Another striking trick was the one called “The Kitchen of Parafaragarmus.” At Philippe’s request two schoolboys came on the stage, whom he dressed, one as scullion, the other as professed cook. Thus metamorphosed, the two young cordons bleus underwent all sorts of pleasantries and mystifications. (This was a trick of Castelli’s school.)

The conjurer then proceeded to perform the trick; for this purpose he suspended from a tripod an enormous copper caldron full of water, and ordered the two lads to put in it dead pigeons, an assortment of vegetables, and plenty of seasoning. Then he lit some spirits of wine under the caldron, and pronounced some magical incantations. At his voice, the pigeons, returning to life, flew out of the caldron; while the water, vegetables, and seasoning had entirely disappeared.

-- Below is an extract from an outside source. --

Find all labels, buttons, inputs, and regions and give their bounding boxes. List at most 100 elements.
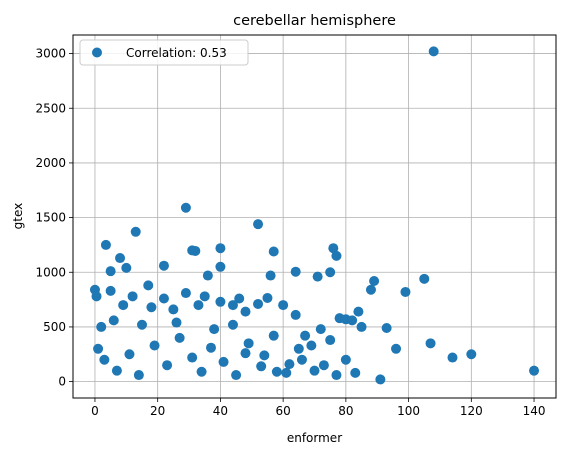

Philippe usually ended the evening’s performance with the famous Chinese trick, to which he had given the pompous name of “Neptune’s Basins, or the Gold-Fish.

The magician, clothed in his brilliant costume, mounted on a sort of low table, which isolated him from the stage. After a few manœuvres to prove he had nothing about him, he threw a shawl at his feet, and, on lifting it up, he displayed a glass basin filled with water, in which gold-fish swam about. This was thrice repeated, with the same result; but, in his desire to improve on his brethren of the Celestial Empire, the French conjurer had added a variation to their trick, which gave an amusing termination to the performance. Throwing the shawl on the ground for the fourth time, several animals, such as rabbits, ducks, chickens, &c., emerged from it. This trick was performed, if not gracefully, at least in a way to excite the lively admiration of the spectators.

Generally, Philippe was very amusing in his entertainment. His experiments were performed with a good deal of conscientiousness, skill, and dash, and I have no hesitation in saying that the conjurer of the Bonne-Nouvelle Bazaar might then be considered one of the best of the day. Philippe quitted Paris the following year, and has since performed entirely in foreign countries, or the provinces.

Philippe’s success would not have failed to rekindle my desire to realize my theatrical schemes, had not, at this period, a misfortune hurled me into a state of profound wretchedness. I lost my wife.

Left with three young children, I was obliged to undertake their charge, although so unskilled in household cares. Thus, at the end of five years, robbed by some, deceived by others, I had almost lost all that my labor had produced me, and was going to ruin.

Forced by my intolerable position, I determined on reconstituting my home, and I married again. I shall have so many occasions of speaking of my new wife, that I shall refrain at present from praising her according to her deserts; besides, I am not sorry to abridge these domestic details, which, though personally important to me, only possess a very slight interest in my story.